Monday, August 11, 2008

Saving A Lot Of Money On A Mortgage Isn' T All That Complicated

Saving a lot of money on a mortgage isn' t all that complicated.



Get a higher interest rate and pay more. Get a lower interest rate and save. So, shopping around for the best interest rate can be very beneficial to your bottom line. Though it can be very confusing, don' t overlook the number of points you pay on your mortgage. Have you ever wondered where a point enters into the equation? Even a lower interest rate mortgage can go from being a great deal to a bad one because of points.


First of all, what is a point? Let's see if we can un- muddy the waters where points are involved and give you an edge when you are shopping for a mortgage. A point is 1% , period. With a 2 1/ 2- point charge, a$ 200, 000 mortgage will cost you, 2 1/ 2% of$ 200, 000 or$ 5, 00 You may wonder what happens at your closing. If you were receiving a$ 200, 000 mortgage on your home that called for a 1- point payment at closing, you would be paying 1% of$ 200, 000 or$ 2, 00 More commonly, a mortgage writer will charge you 2 or 2 1/ 2- points. Does that$ 5, 000 come right out of your pocket and go directly into the lender's pocket? In other words, that$ 200, 000 mortgage at 2 1/ 2- points becomes a$ 205, 000 mortgage.


Not exactly: in the case of a refinance, the$ 5, 000 is taken out of the cash back you would receive at closing, but when purchasing a property, the$ 5, 000 is added on to your mortgage principle amount. Now, let's suppose you were offered this$ 200, 000 mortgage with 2 1/ 2- points charged at a 6% interest rate and the loan was for 30 years. Which is the better deal for you? At the same time, another lender offered you a$ 200, 000 mortgage at 7% for 30 years but this mortgage was a 0- points mortgage. With the 0- point mortgage, $200, 000 at 7% over 30 years, your monthly payment would be$ 1, 336To pay the entire mortgage off making monthly payments for 30 years would cost you$ 479, 010 The 2 1/ 2- point mortgage, which amounts to a$ 205, 000 mortgage at 6% over 30 years would only require a$ 1, 2208 monthly payment. Your required payment would be less by a little over$ 1000 each month and after the entire mortgage was paid 30 years later, you would have saved$ 36, 542 So, it looks like a no- brainer, you should go with the lower interest rate mortgage every time. To pay this mortgage in full by making monthly payments for 30 years would end up costing you$ 442, 468 As you can easily see, if you were looking for a mortgage for the long haul, the 2 1/ 2- point, 6% mortgage would be the way to go.


Right? What if you intended to sell this property very soon for a quick profit, a technique known as flipping? Well, not every time. If you only owned the property for a few months and only made a total of 2 payments on it, you would not have paid off any principle to speak of. You wouldn' t have to pay the extra$ 5, 000 if you had taken the no- point mortgage and so at closing, you would be paying$ 200, more profit for, 00Hence you! So, with the profit you made from selling your property, by taking the 2 1/ 2- point mortgage, you would be paying off the$ 205, 000 at closing.


If you were in the business of buying fixer- uppers and living in them while renovating them, you probably would be selling the property in less than 3 years.
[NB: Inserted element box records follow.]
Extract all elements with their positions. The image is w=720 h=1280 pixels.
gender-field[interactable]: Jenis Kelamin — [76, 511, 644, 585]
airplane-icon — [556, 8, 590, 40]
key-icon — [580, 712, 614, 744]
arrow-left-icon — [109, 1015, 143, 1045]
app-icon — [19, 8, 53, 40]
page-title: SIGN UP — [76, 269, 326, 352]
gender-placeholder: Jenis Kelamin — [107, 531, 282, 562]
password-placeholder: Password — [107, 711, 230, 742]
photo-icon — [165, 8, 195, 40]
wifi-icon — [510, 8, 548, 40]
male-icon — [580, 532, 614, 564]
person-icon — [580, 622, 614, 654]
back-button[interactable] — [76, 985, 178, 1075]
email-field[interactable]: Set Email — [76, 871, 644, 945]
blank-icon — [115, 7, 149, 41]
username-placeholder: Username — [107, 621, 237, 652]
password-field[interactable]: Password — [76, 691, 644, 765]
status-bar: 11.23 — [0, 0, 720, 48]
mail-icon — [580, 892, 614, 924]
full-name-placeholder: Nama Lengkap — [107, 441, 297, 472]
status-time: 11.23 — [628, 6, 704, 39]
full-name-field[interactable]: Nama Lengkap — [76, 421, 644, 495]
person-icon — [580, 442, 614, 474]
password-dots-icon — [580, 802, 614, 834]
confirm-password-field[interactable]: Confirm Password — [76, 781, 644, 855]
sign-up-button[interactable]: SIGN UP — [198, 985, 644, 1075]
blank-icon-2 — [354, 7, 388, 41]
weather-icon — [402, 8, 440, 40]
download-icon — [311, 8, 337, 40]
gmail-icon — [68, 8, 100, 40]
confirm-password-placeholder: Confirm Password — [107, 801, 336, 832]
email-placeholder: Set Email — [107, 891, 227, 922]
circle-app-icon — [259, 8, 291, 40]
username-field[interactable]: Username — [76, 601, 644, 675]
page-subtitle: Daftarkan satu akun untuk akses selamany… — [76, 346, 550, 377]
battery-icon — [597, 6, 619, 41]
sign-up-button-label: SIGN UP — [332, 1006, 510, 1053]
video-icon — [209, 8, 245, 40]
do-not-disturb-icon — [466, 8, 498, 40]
In a case like this, the 7% 0- point mortgage would be the more cost effective mortgage for you. Sometimes you wouldn' t need to hold the property for anywhere near 3 years. If you sold the property in 3 years exactly, neither mortgage would be a clear- cut money saver. What might swing the advantage to the 7% mortgage in this case, is that the interest portion of your monthly payments are tax deductible. At closing, you would owe$ 3, 5141 more on the 6% 2 1/ 2- point mortgage but you would have paid about$ 3, 600 less in monthly payments because, as you' ll remember, the 7% no- point mortgage has a monthly payment that is about$ 1000 higher. So, since the 7% mortgage requires more interest be paid, you would have a somewhat larger tax deduction.


If you are going to have the mortgage for a long time, the lower interest rate is definitely the way to go. The logical conclusion is, if you are getting a mortgage that you are sure you will only need for a short time, try to get a 0- point mortgage. The break- even point between 0- point and 2 1/ 2- point mortgages used to be at about 5 years. If you are intending to keep a mortgage for 3 to 5 years, the only way you would know for certain which would be the better choice would be to know how long you will need the mortgage for and then look at the proposed mortgages' amortization tables. Now, in this lower interest rate environment, it is more like 3 years. There is one last word of caution.


Paying a$ 500 monthly late charge every month will throw all the calculations off as well as risk your good credit rating. If you have decided that you will only need the mortgage for a short time and therefore intend to take the 0- point mortgage, make sure you will have no problem paying the higher monthly payment on time. Also, be very sure you are getting a mortgage that doesn' t have a pre- payment penalty. A pre- payment penalty would mess up the whole deal altogether.